Moiraine tenta elle aussi de localiser l’apprenti forgeron, mais elle ne parvint pas à voir grand-chose au-delà de la première rangée de nobles. Si Lan avait été tout au fond, à l’ombre des colonnes, elle ne l’aurait pas vu… L’Aes Sedai ne tenta pas de se grandir et ne sauta pas sur place comme un enfant inquiet d’avoir perdu ses parents dans la foule. Lorsqu’elle lui mettrait la main dessus, le Champion aurait droit à un sermon qu’il ne serait pas près d’oublier. Alors que Nynaeve le tirait dans un sens, des ta’veren le tirant dans l’autre – en tout cas, un ta’veren en la personne de Rand –, elle se demandait parfois comment leur lien pouvait encore résister. Cela dit, le temps que Lan passait avec Rand n’était pas perdu, car cela ajoutait un fil à la marionnette.
— Perrin doit être avec Faile, dit Egwene. Je suis sûre qu’il n’a pas filé, parce qu’il a le sens du devoir.
Sur ce point-là, le jeune homme était presque aussi fiable qu’un Champion. Du coup, Moiraine ne le faisait pas surveiller, contrairement à Mat.
— Faile a tenté de le convaincre de partir, mon enfant. Allons, n’aie pas l’air surprise ! Ils passent leur temps à parler et à se disputer quand ils se croient hors de portée d’oreille.
— Je ne suis pas surprise, mais j’ai du mal à croire que Faile essaie de le détourner de ce qu’il sait être son devoir.
— Elle ne voit peut-être pas les choses comme lui…

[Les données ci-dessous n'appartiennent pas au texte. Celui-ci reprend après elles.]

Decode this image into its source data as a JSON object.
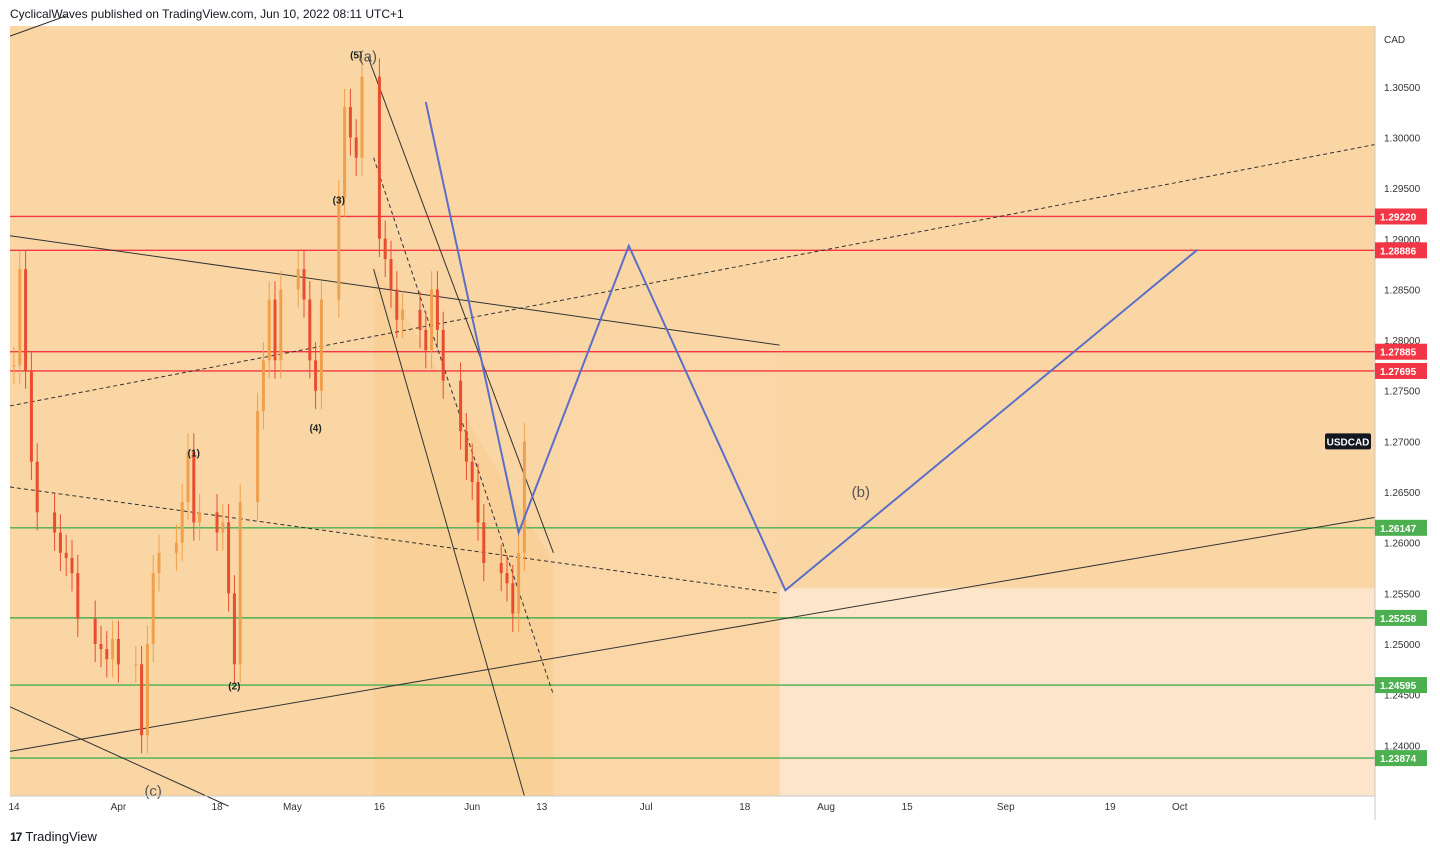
{
  "header": {
    "publish_line": "CyclicalWaves published on TradingView.com, Jun 10, 2022 08:11 UTC+1"
  },
  "footer": {
    "logo_mark": "17",
    "brand": "TradingView"
  },
  "colors": {
    "background": "#fad6a5",
    "light_zone": "#fce5ca",
    "candle_down": "#e84d2e",
    "candle_up": "#f0a04b",
    "resistance": "#f23645",
    "support": "#4caf50",
    "projection": "#5b6fc9",
    "trendline": "#333333"
  },
  "chart_data": {
    "type": "line",
    "symbol": "USDCAD",
    "currency": "CAD",
    "ylim": [
      1.235,
      1.311
    ],
    "x_ticks": [
      "14",
      "Apr",
      "18",
      "May",
      "16",
      "Jun",
      "13",
      "Jul",
      "18",
      "Aug",
      "15",
      "Sep",
      "19",
      "Oct"
    ],
    "y_ticks": [
      "1.30500",
      "1.30000",
      "1.29500",
      "1.29000",
      "1.28500",
      "1.28000",
      "1.27500",
      "1.27000",
      "1.26500",
      "1.26000",
      "1.25500",
      "1.25000",
      "1.24500",
      "1.24000"
    ],
    "resistance_levels": [
      "1.29220",
      "1.28886",
      "1.27885",
      "1.27695"
    ],
    "support_levels": [
      "1.26147",
      "1.25258",
      "1.24595",
      "1.23874"
    ],
    "wave_labels": [
      "(1)",
      "(2)",
      "(3)",
      "(4)",
      "(5)",
      "(a)",
      "(b)",
      "(c)"
    ],
    "price_series": {
      "name": "USDCAD",
      "points": [
        [
          "Mar 14",
          1.2775
        ],
        [
          "Mar 15",
          1.287
        ],
        [
          "Mar 16",
          1.277
        ],
        [
          "Mar 17",
          1.268
        ],
        [
          "Mar 18",
          1.263
        ],
        [
          "Mar 21",
          1.261
        ],
        [
          "Mar 22",
          1.259
        ],
        [
          "Mar 23",
          1.2585
        ],
        [
          "Mar 24",
          1.257
        ],
        [
          "Mar 25",
          1.2525
        ],
        [
          "Mar 28",
          1.25
        ],
        [
          "Mar 29",
          1.2495
        ],
        [
          "Mar 30",
          1.2485
        ],
        [
          "Mar 31",
          1.2505
        ],
        [
          "Apr 1",
          1.248
        ],
        [
          "Apr 4",
          1.248
        ],
        [
          "Apr 5",
          1.241
        ],
        [
          "Apr 6",
          1.25
        ],
        [
          "Apr 7",
          1.257
        ],
        [
          "Apr 8",
          1.259
        ],
        [
          "Apr 11",
          1.26
        ],
        [
          "Apr 12",
          1.264
        ],
        [
          "Apr 13",
          1.269
        ],
        [
          "Apr 14",
          1.262
        ],
        [
          "Apr 15",
          1.263
        ],
        [
          "Apr 18",
          1.261
        ],
        [
          "Apr 19",
          1.262
        ],
        [
          "Apr 20",
          1.255
        ],
        [
          "Apr 21",
          1.248
        ],
        [
          "Apr 22",
          1.264
        ],
        [
          "Apr 25",
          1.273
        ],
        [
          "Apr 26",
          1.278
        ],
        [
          "Apr 27",
          1.284
        ],
        [
          "Apr 28",
          1.278
        ],
        [
          "Apr 29",
          1.285
        ],
        [
          "May 2",
          1.287
        ],
        [
          "May 3",
          1.284
        ],
        [
          "May 4",
          1.278
        ],
        [
          "May 5",
          1.275
        ],
        [
          "May 6",
          1.284
        ],
        [
          "May 9",
          1.294
        ],
        [
          "May 10",
          1.303
        ],
        [
          "May 11",
          1.3
        ],
        [
          "May 12",
          1.298
        ],
        [
          "May 13",
          1.306
        ],
        [
          "May 16",
          1.29
        ],
        [
          "May 17",
          1.288
        ],
        [
          "May 18",
          1.285
        ],
        [
          "May 19",
          1.282
        ],
        [
          "May 20",
          1.283
        ],
        [
          "May 23",
          1.281
        ],
        [
          "May 24",
          1.279
        ],
        [
          "May 25",
          1.285
        ],
        [
          "May 26",
          1.281
        ],
        [
          "May 27",
          1.276
        ],
        [
          "May 30",
          1.271
        ],
        [
          "May 31",
          1.268
        ],
        [
          "Jun 1",
          1.266
        ],
        [
          "Jun 2",
          1.262
        ],
        [
          "Jun 3",
          1.258
        ],
        [
          "Jun 6",
          1.257
        ],
        [
          "Jun 7",
          1.256
        ],
        [
          "Jun 8",
          1.253
        ],
        [
          "Jun 9",
          1.259
        ],
        [
          "Jun 10",
          1.27
        ]
      ]
    },
    "projection_path": [
      [
        "May 24",
        1.3035
      ],
      [
        "Jun 9",
        1.261
      ],
      [
        "Jun 28",
        1.2893
      ],
      [
        "Jul 25",
        1.2553
      ],
      [
        "Oct 4",
        1.2889
      ]
    ],
    "grid": false,
    "legend": "none"
  }
}
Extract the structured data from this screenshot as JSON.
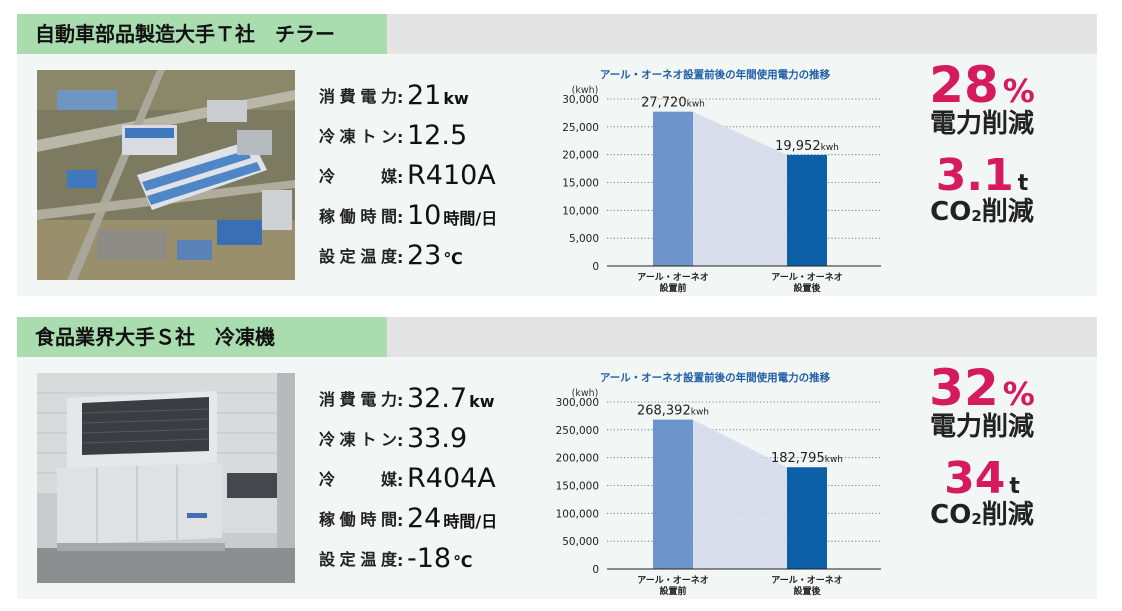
{
  "cases": [
    {
      "title": "自動車部品製造大手Ｔ社　チラー",
      "photo": "factory-aerial-icon",
      "specs": [
        {
          "label": "消費電力",
          "value": "21",
          "unit": "kw"
        },
        {
          "label": "冷凍トン",
          "value": "12.5",
          "unit": ""
        },
        {
          "label": "冷媒",
          "value": "R410A",
          "unit": ""
        },
        {
          "label": "稼働時間",
          "value": "10",
          "unit": "時間/日"
        },
        {
          "label": "設定温度",
          "value": "23",
          "unit": "℃"
        }
      ],
      "results": {
        "power_reduction": "28",
        "power_reduction_unit": "%",
        "power_reduction_label": "電力削減",
        "co2_reduction": "3.1",
        "co2_reduction_unit": "t",
        "co2_label_prefix": "CO",
        "co2_label_sub": "2",
        "co2_label_suffix": "削減"
      },
      "chart_data": {
        "type": "bar",
        "title": "アール・オーネオ設置前後の年間使用電力の推移",
        "ylabel": "(kwh)",
        "categories": [
          [
            "アール・オーネオ",
            "設置前"
          ],
          [
            "アール・オーネオ",
            "設置後"
          ]
        ],
        "values": [
          27720,
          19952
        ],
        "value_labels": [
          "27,720",
          "19,952"
        ],
        "value_unit": "kwh",
        "ylim": [
          0,
          30000
        ],
        "yticks": [
          0,
          5000,
          10000,
          15000,
          20000,
          25000,
          30000
        ],
        "ytick_labels": [
          "0",
          "5,000",
          "10,000",
          "15,000",
          "20,000",
          "25,000",
          "30,000"
        ],
        "grid": "dotted",
        "colors": [
          "#6d95cc",
          "#0d5fa8"
        ],
        "band_color": "#d6dcec"
      }
    },
    {
      "title": "食品業界大手Ｓ社　冷凍機",
      "photo": "refrigeration-unit-icon",
      "specs": [
        {
          "label": "消費電力",
          "value": "32.7",
          "unit": "kw"
        },
        {
          "label": "冷凍トン",
          "value": "33.9",
          "unit": ""
        },
        {
          "label": "冷媒",
          "value": "R404A",
          "unit": ""
        },
        {
          "label": "稼働時間",
          "value": "24",
          "unit": "時間/日"
        },
        {
          "label": "設定温度",
          "value": "-18",
          "unit": "℃"
        }
      ],
      "results": {
        "power_reduction": "32",
        "power_reduction_unit": "%",
        "power_reduction_label": "電力削減",
        "co2_reduction": "34",
        "co2_reduction_unit": "t",
        "co2_label_prefix": "CO",
        "co2_label_sub": "2",
        "co2_label_suffix": "削減"
      },
      "chart_data": {
        "type": "bar",
        "title": "アール・オーネオ設置前後の年間使用電力の推移",
        "ylabel": "(kwh)",
        "categories": [
          [
            "アール・オーネオ",
            "設置前"
          ],
          [
            "アール・オーネオ",
            "設置後"
          ]
        ],
        "values": [
          268392,
          182795
        ],
        "value_labels": [
          "268,392",
          "182,795"
        ],
        "value_unit": "kwh",
        "ylim": [
          0,
          300000
        ],
        "yticks": [
          0,
          50000,
          100000,
          150000,
          200000,
          250000,
          300000
        ],
        "ytick_labels": [
          "0",
          "50,000",
          "100,000",
          "150,000",
          "200,000",
          "250,000",
          "300,000"
        ],
        "grid": "dotted",
        "colors": [
          "#6d95cc",
          "#0d5fa8"
        ],
        "band_color": "#d6dcec"
      }
    }
  ]
}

Au début, Moiraine elle-même n’avait pas pris la mesure de la situation. Trois ta’veren du même âge et nés dans le même village. Comment avait-elle pu ne pas voir qu’ils devaient être liés ? Depuis qu’elle en avait pris conscience, tout était devenu beaucoup plus compliqué. Comme si elle avait tenté de jongler avec trois balles colorées de Thom d’une seule main et avec un bandeau sur les yeux. Le trouvère en était capable, certes, mais elle n’aurait même pas voulu essayer en rêve.
Sur les ta’veren, l’Aes Sedai ne disposait d’aucune indication. Les prophéties ne mentionnaient même pas l’existence de ces compagnons du Dragon Réincarné…
— J’aime bien Faile, dit Egwene. Elle fait du bien à Perrin. Et ses sentiments pour lui sont très profonds.
— Oui, c’est ce qu’il paraît, en tout cas…
Si Faile devenait trop encombrante, Moiraine aurait avec elle une petite conversation sur les secrets qu’elle cachait à Perrin. Ou elle confierait cette mission à un de ses espions. Dans tous les cas, la démarche suffirait à neutraliser la jeune femme.
— Vous dites ça sans conviction, Moiraine. Pourtant, ces deux-là s’aiment pour de bon ! Seriez-vous incapable de le revoir ? Face à un sentiment sincère, ne pouvez-vous donc pas ouvrir les yeux ?
Moiraine gratifia Egwene d’un regard qui la remit sans douceur à sa place. Cette gamine ne savait rien et elle se croyait omnisciente. Alors qu’elle allait le lui rappeler sur un ton rien moins qu’aimable, Moiraine entendit des murmures et des petits cris de surprise – voire de peur – courir dans les rangs de nobles.
Avec la plus grande hâte, et en se bousculant d’abondance, la foule se fendit en deux pour céder le passage à Rand. Marchant à grandes enjambées, le regard rivé devant lui, le Dragon Réincarné portait Callandor au creux de son bras droit, comme il l’eût fait d’un sceptre.